The Old Dairy Barn, as the structure was known, was a giant fireball around 6:30 a.m. Sunday, according to area residents.

The Shelburne News newspaper reports the structure was used to store wood and other agricultural material, but no animals lived in it.

A Shelburne Farms administrator told the paper it appears a lightning strike sparked the blaze.

Fire officials said the probable cause of the fire is lightning from the early morning thunderstorms that moved through the Champlain Valley area early Sunday morning.

The barn was a total loss.

"It is a sad day for Shelburne Farms," Megan Camp, a vice president and program director at the non-profit told the Shelburne News.

Shelburne Farms is an educational non-profit that advocates for sustainability. Its campus is a 1,400-acre working farm, forest, and National Historic Landmark, according to its website.

The Old Dairy Barn was built in 1891, the Shelburne Farms website says, to stable brood mares for the property's world-famous horse breeding operation.

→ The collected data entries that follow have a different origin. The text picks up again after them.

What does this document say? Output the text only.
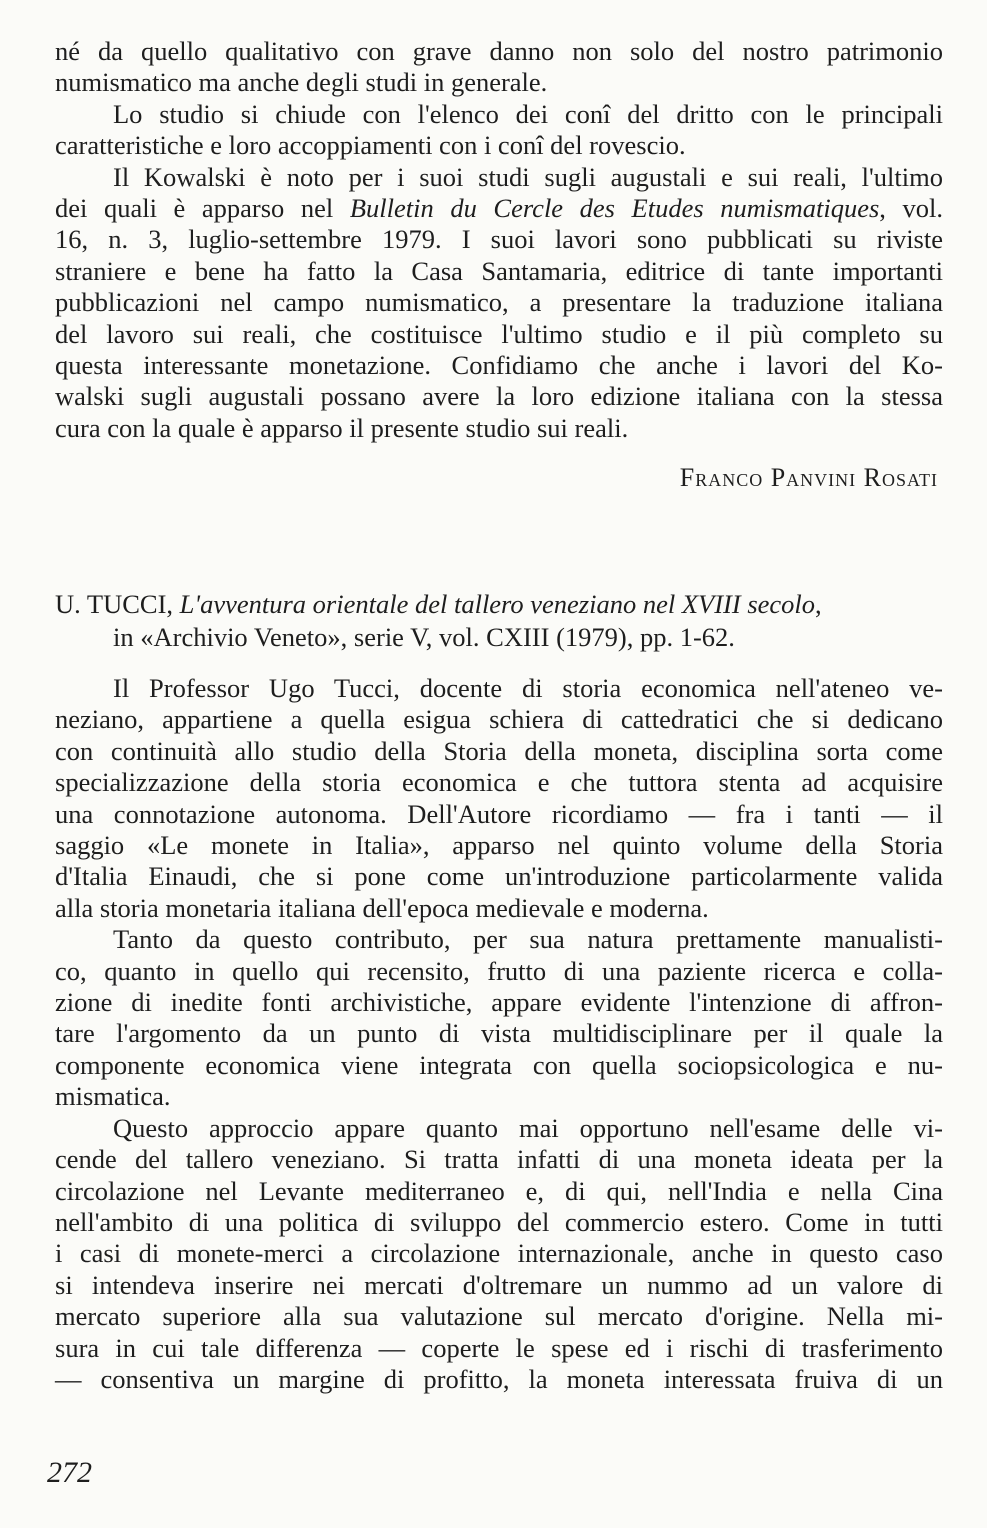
né da quello qualitativo con grave danno non solo del nostro patrimonio
numismatico ma anche degli studi in generale.
Lo studio si chiude con l'elenco dei conî del dritto con le principali
caratteristiche e loro accoppiamenti con i conî del rovescio.
Il Kowalski è noto per i suoi studi sugli augustali e sui reali, l'ultimo
dei quali è apparso nel Bulletin du Cercle des Etudes numismatiques, vol.
16, n. 3, luglio-settembre 1979. I suoi lavori sono pubblicati su riviste
straniere e bene ha fatto la Casa Santamaria, editrice di tante importanti
pubblicazioni nel campo numismatico, a presentare la traduzione italiana
del lavoro sui reali, che costituisce l'ultimo studio e il più completo su
questa interessante monetazione. Confidiamo che anche i lavori del Ko-
walski sugli augustali possano avere la loro edizione italiana con la stessa
cura con la quale è apparso il presente studio sui reali.

Franco Panvini Rosati
U. TUCCI, L'avventura orientale del tallero veneziano nel XVIII secolo,
in «Archivio Veneto», serie V, vol. CXIII (1979), pp. 1-62.

Il Professor Ugo Tucci, docente di storia economica nell'ateneo ve-
neziano, appartiene a quella esigua schiera di cattedratici che si dedicano
con continuità allo studio della Storia della moneta, disciplina sorta come
specializzazione della storia economica e che tuttora stenta ad acquisire
una connotazione autonoma. Dell'Autore ricordiamo — fra i tanti — il
saggio «Le monete in Italia», apparso nel quinto volume della Storia
d'Italia Einaudi, che si pone come un'introduzione particolarmente valida
alla storia monetaria italiana dell'epoca medievale e moderna.
Tanto da questo contributo, per sua natura prettamente manualisti-
co, quanto in quello qui recensito, frutto di una paziente ricerca e colla-
zione di inedite fonti archivistiche, appare evidente l'intenzione di affron-
tare l'argomento da un punto di vista multidisciplinare per il quale la
componente economica viene integrata con quella sociopsicologica e nu-
mismatica.
Questo approccio appare quanto mai opportuno nell'esame delle vi-
cende del tallero veneziano. Si tratta infatti di una moneta ideata per la
circolazione nel Levante mediterraneo e, di qui, nell'India e nella Cina
nell'ambito di una politica di sviluppo del commercio estero. Come in tutti
i casi di monete-merci a circolazione internazionale, anche in questo caso
si intendeva inserire nei mercati d'oltremare un nummo ad un valore di
mercato superiore alla sua valutazione sul mercato d'origine. Nella mi-
sura in cui tale differenza — coperte le spese ed i rischi di trasferimento
— consentiva un margine di profitto, la moneta interessata fruiva di un

272
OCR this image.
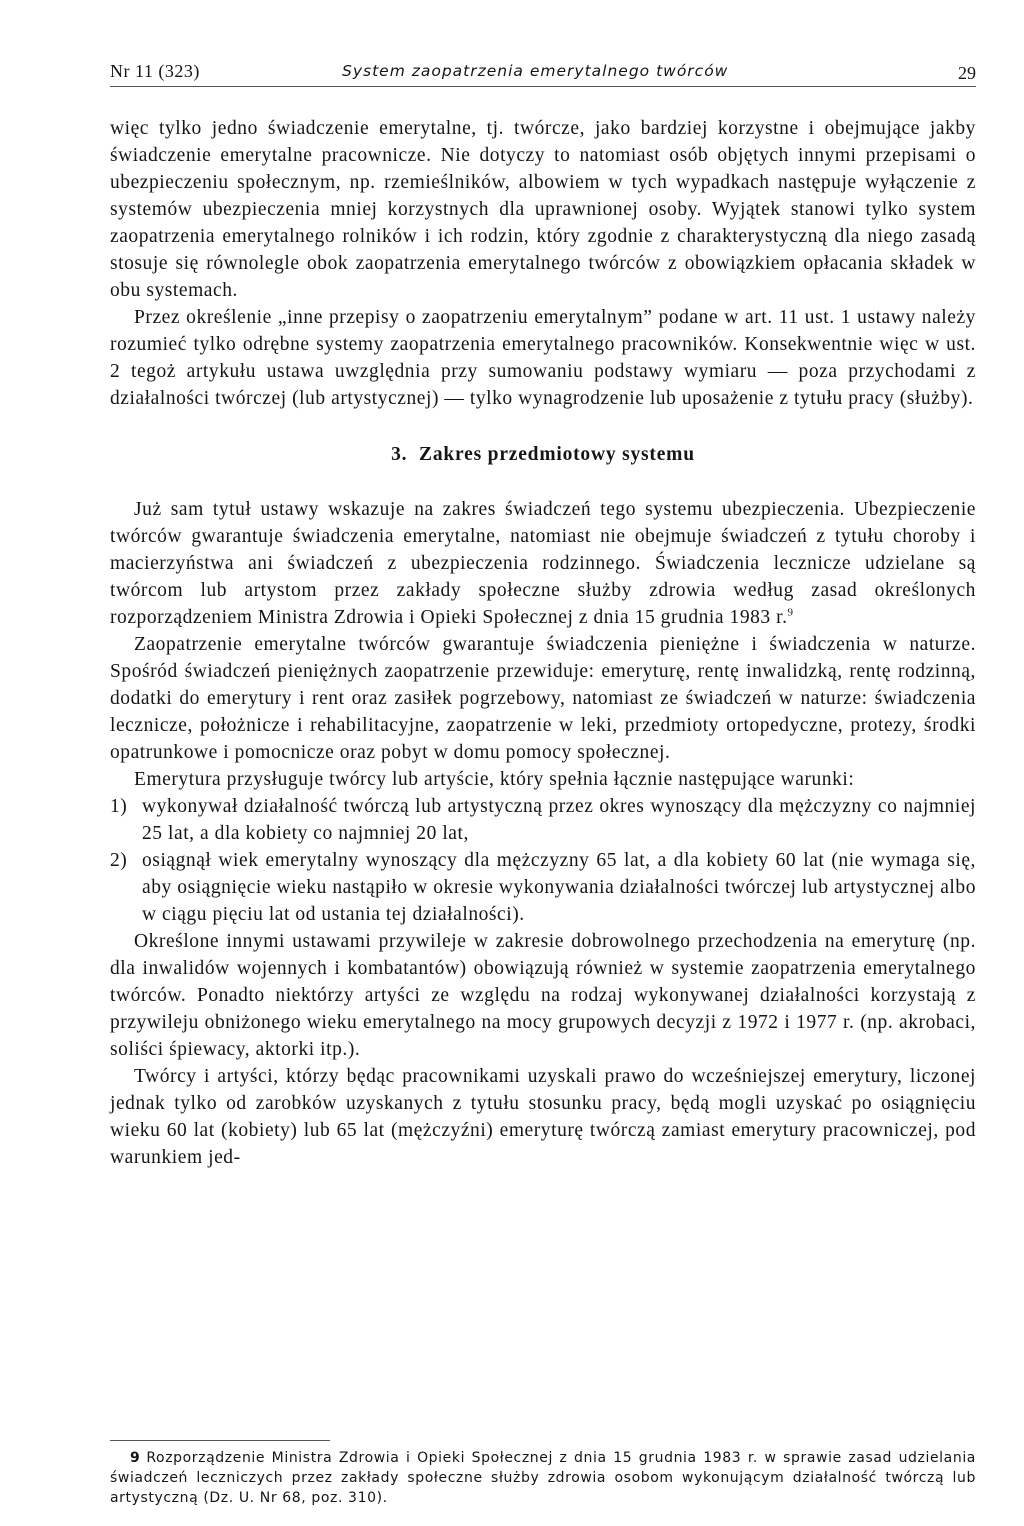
Nr 11 (323)	System zaopatrzenia emerytalnego twórców	29

więc tylko jedno świadczenie emerytalne, tj. twórcze, jako bardziej korzystne i obejmujące jakby świadczenie emerytalne pracownicze. Nie dotyczy to natomiast osób objętych innymi przepisami o ubezpieczeniu społecznym, np. rzemieślników, albowiem w tych wypadkach następuje wyłączenie z systemów ubezpieczenia mniej korzystnych dla uprawnionej osoby. Wyjątek stanowi tylko system zaopatrzenia emerytalnego rolników i ich rodzin, który zgodnie z charakterystyczną dla niego zasadą stosuje się równolegle obok zaopatrzenia emerytalnego twórców z obowiązkiem opłacania składek w obu systemach.

Przez określenie „inne przepisy o zaopatrzeniu emerytalnym” podane w art. 11 ust. 1 ustawy należy rozumieć tylko odrębne systemy zaopatrzenia emerytalnego pracowników. Konsekwentnie więc w ust. 2 tegoż artykułu ustawa uwzględnia przy sumowaniu podstawy wymiaru — poza przychodami z działalności twórczej (lub artystycznej) — tylko wynagrodzenie lub uposażenie z tytułu pracy (służby).

3. Zakres przedmiotowy systemu

Już sam tytuł ustawy wskazuje na zakres świadczeń tego systemu ubezpieczenia. Ubezpieczenie twórców gwarantuje świadczenia emerytalne, natomiast nie obejmuje świadczeń z tytułu choroby i macierzyństwa ani świadczeń z ubezpieczenia rodzinnego. Świadczenia lecznicze udzielane są twórcom lub artystom przez zakłady społeczne służby zdrowia według zasad określonych rozporządzeniem Ministra Zdrowia i Opieki Społecznej z dnia 15 grudnia 1983 r.$^9$

Zaopatrzenie emerytalne twórców gwarantuje świadczenia pieniężne i świadczenia w naturze. Spośród świadczeń pieniężnych zaopatrzenie przewiduje: emeryturę, rentę inwalidzką, rentę rodzinną, dodatki do emerytury i rent oraz zasiłek pogrzebowy, natomiast ze świadczeń w naturze: świadczenia lecznicze, położnicze i rehabilitacyjne, zaopatrzenie w leki, przedmioty ortopedyczne, protezy, środki opatrunkowe i pomocnicze oraz pobyt w domu pomocy społecznej.

Emerytura przysługuje twórcy lub artyście, który spełnia łącznie następujące warunki:

1) wykonywał działalność twórczą lub artystyczną przez okres wynoszący dla mężczyzny co najmniej 25 lat, a dla kobiety co najmniej 20 lat,
2) osiągnął wiek emerytalny wynoszący dla mężczyzny 65 lat, a dla kobiety 60 lat (nie wymaga się, aby osiągnięcie wieku nastąpiło w okresie wykonywania działalności twórczej lub artystycznej albo w ciągu pięciu lat od ustania tej działalności).

Określone innymi ustawami przywileje w zakresie dobrowolnego przechodzenia na emeryturę (np. dla inwalidów wojennych i kombatantów) obowiązują również w systemie zaopatrzenia emerytalnego twórców. Ponadto niektórzy artyści ze względu na rodzaj wykonywanej działalności korzystają z przywileju obniżonego wieku emerytalnego na mocy grupowych decyzji z 1972 i 1977 r. (np. akrobaci, soliści śpiewacy, aktorki itp.).

Twórcy i artyści, którzy będąc pracownikami uzyskali prawo do wcześniejszej emerytury, liczonej jednak tylko od zarobków uzyskanych z tytułu stosunku pracy, będą mogli uzyskać po osiągnięciu wieku 60 lat (kobiety) lub 65 lat (mężczyźni) emeryturę twórczą zamiast emerytury pracowniczej, pod warunkiem jed-

9 Rozporządzenie Ministra Zdrowia i Opieki Społecznej z dnia 15 grudnia 1983 r. w sprawie zasad udzielania świadczeń leczniczych przez zakłady społeczne służby zdrowia osobom wykonującym działalność twórczą lub artystyczną (Dz. U. Nr 68, poz. 310).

Recently, a plan was in the works to convert the structure into a residential learning center, where students, educators, and families could meet for in-depth programs, the landmark's website says.

Fire departments from several area communities responded to Sunday morning's blaze.

Fire officials said no residents were injured but the blaze displaced 2-4 families living on the property. The American Red Cross is assisting.